The Chancellor, George Osborne’s has taken a step towards levelling the playing field for UK property investors after deciding to introduce Capital Gains Tax (CGT) for international property investors, a move that has attracted a mixed response from property professionals.
While UK property investors have broadly welcomed the new tax for international property investors, some industry professionals have slammed the Chancellors decision to introduce it, with some pundits speculating that it could drive foreign investors away, increase housing supply and push property prices down.From April 2015, 28% UK Capital Gains Tax will be imposed on the profit made by international property investors when they sell their UK properties, providing it is not their primary residence.
The decision to impose Capital Gains Tax on wealthy international property investors brings foreign investors in line with the same taxation rules imposed on UK property investors, if we own multiple properties, we have to pay tax if we decide to sell any that are not the primary residence, that is the way it is, why should there be one rule for one and something different for others.
The introduction of the tax on foreign property investors could result in more opportunities to purchase properties by overseas investors desperate to beat the 2015 deadline in prime locations around the UK.
Gary Hersham, Managing Director of Beauchamp Estates, thinks the decision to tax foreign property investors should only have a marginal impact on the demand and pricing of UK properties and anticipates that GCT initiative will trigger the release of some good quality stock into the marketplace, particularly in London. He said, “There are several houses owned by non-domiciles in PCL which may have well been left empty for long periods of time, appreciating in value that could come onto the market before the 2015 deadline.”
Nilesh Shah, Senior Tax Partner at Blick Rothenberg Chartered Accountants LLP, said, “London property prices may fall if non-UK residents take advantage of their 15 month window to sell their UK property before having to pay Capital Gains Tax.”

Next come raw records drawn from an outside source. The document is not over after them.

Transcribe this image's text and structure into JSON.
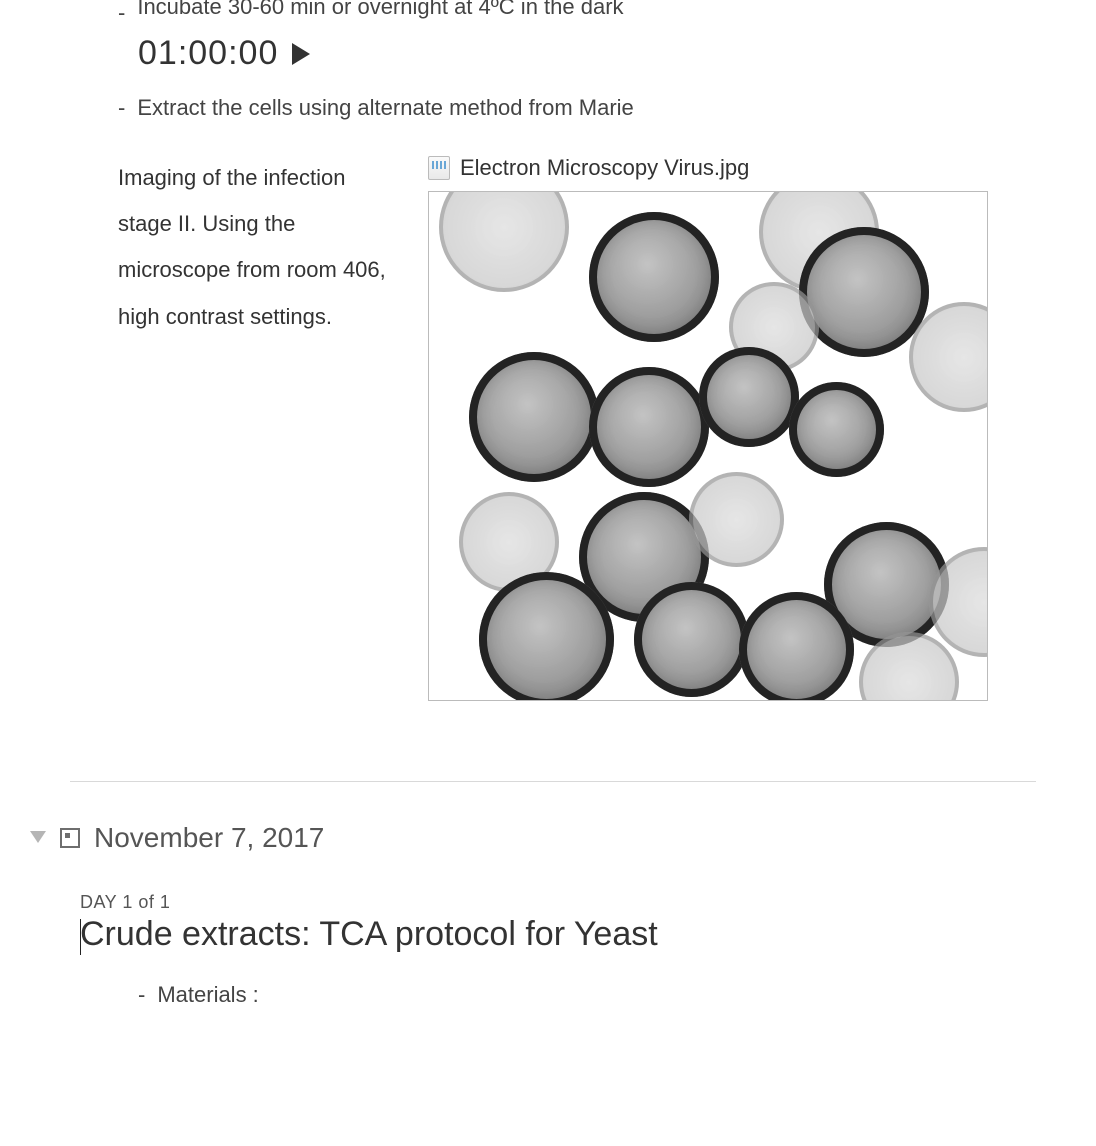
{
  "step_incubate": "Incubate 30-60 min or overnight at 4ºC in the dark",
  "timer": "01:00:00",
  "step_extract": "Extract the cells using alternate method from Marie",
  "caption": "Imaging of the infection stage II. Using the microscope from room 406, high contrast settings.",
  "attachment_filename": "Electron Microscopy Virus.jpg",
  "entry": {
    "date": "November 7, 2017",
    "day_label": "DAY 1 of 1",
    "title": "Crude extracts: TCA protocol for Yeast",
    "first_bullet": "Materials :"
  },
  "dash": "-"
}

Phil Nicklin, real estate tax partner at Deloitte, said that “Overseas investors will now pay their fair share of tax, after being placed on a level playing field with UK investors. This is an extension of last year’s rules for residential property owned by overseas companies and other ‘non-natural’ persons, but now it’s not just limited to properties valued at over £2 Million (GBP).”
Nick Leeming, Chairman of estate agents Jackson-Stops & Staff, concurred, “It will probably raise less than £100 million for the Treasury, and will send out a negative message to international investors.”